Todo aprendizado gera um estado emocional diferente, alterando a nossa fisiologia, com isso, nossa forma de pensar e nossas emoções são maiores que a soma de suas partes. Neste caso, não somos seres racionais, podemos dizer que somos seres emocionais que pensam, pois, se fossemos racionais não haveria fome, guerras e degradação do meio ambiente.

Diariamente fazemos associações e dissociações de fatos com estados emocionais para tomarmos nossas decisões. Sendo assim, é possível mudarmos os estados emocionais indesejados e, consequentemente, a nossa frequência de pensamento.

Faça o seguinte teste: feche seus olhos e busque na lembrança um dia, um dia especial onde você estava alegre, determinado, seguro e feliz. O primeiro fato que vier a sua mente guarde-o. Monte a imagem desse evento; projete-a numa tela como se você estivesse assistindo a um filme em que você é o personagem principal; sinta-se radiante, com paz de espírito, intensifique cada vez mais esse sentimento. Pronto, no final tenho certeza que você estará com um sorriso no rosto e se sentindo exatamente como se sentiu no passado.

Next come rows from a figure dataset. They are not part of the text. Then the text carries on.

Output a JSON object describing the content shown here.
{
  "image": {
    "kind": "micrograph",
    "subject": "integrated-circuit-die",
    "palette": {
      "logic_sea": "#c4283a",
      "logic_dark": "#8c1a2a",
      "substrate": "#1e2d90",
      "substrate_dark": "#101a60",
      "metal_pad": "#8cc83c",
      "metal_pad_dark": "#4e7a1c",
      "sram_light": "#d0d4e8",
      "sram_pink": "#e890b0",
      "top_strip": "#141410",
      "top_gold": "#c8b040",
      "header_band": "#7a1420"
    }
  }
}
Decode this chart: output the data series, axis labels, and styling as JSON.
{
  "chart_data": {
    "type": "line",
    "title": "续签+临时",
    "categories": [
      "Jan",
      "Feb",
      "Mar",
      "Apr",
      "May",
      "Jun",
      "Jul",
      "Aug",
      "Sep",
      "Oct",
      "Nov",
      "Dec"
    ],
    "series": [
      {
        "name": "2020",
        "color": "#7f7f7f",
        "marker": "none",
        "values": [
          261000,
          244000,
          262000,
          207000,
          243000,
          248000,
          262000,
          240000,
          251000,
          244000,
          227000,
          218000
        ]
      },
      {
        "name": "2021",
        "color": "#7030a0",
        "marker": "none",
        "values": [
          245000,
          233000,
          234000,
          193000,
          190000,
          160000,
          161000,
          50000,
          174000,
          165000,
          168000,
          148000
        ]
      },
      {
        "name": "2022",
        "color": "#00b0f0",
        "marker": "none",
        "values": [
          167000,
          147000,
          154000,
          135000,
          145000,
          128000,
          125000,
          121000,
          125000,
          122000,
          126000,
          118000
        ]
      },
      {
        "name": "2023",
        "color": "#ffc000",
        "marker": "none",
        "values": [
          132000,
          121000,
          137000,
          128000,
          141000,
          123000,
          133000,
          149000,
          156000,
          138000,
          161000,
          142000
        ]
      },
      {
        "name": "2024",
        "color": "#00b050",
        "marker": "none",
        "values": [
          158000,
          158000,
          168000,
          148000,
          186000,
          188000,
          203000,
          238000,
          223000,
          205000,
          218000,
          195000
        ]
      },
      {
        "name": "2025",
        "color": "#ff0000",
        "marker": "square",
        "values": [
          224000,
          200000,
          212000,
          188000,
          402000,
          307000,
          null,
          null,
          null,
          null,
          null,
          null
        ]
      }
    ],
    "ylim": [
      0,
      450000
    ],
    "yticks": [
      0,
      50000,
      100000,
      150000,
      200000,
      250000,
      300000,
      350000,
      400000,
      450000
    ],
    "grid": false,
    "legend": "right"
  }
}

A linguagem é parte do ser humano e é a base da vida social, nos dá liberdade, não limita nossos pensamentos, mas, limita a sua expressão das ideias para os outros. A linguagem comunica eventos e experiências de acordo com as formas de construção da própria linguagem, assim, a linguagem não é real, da mesma forma que a experiência o é. Podemos omitir, excluir, generalizar e distorcer as informações quando fazemos uso da linguagem, pois, não representam os sentimentos na ocasião dos fatos.

A Mente inconsciente é composta de processos mentais que continuam sem nosso conhecimento. Tendemos a pensar que o pensamento é inteiramente consciente, mas raramente o é.

A linguagem universal se processa na mente inconsciente, daí a dificuldade em entendermos ou desejarmos desenvolvê-la sem treino. O pensamento formado na mente inconsciente agrega informações que foram aprendidas e estão armazenadas nas demais habilidades.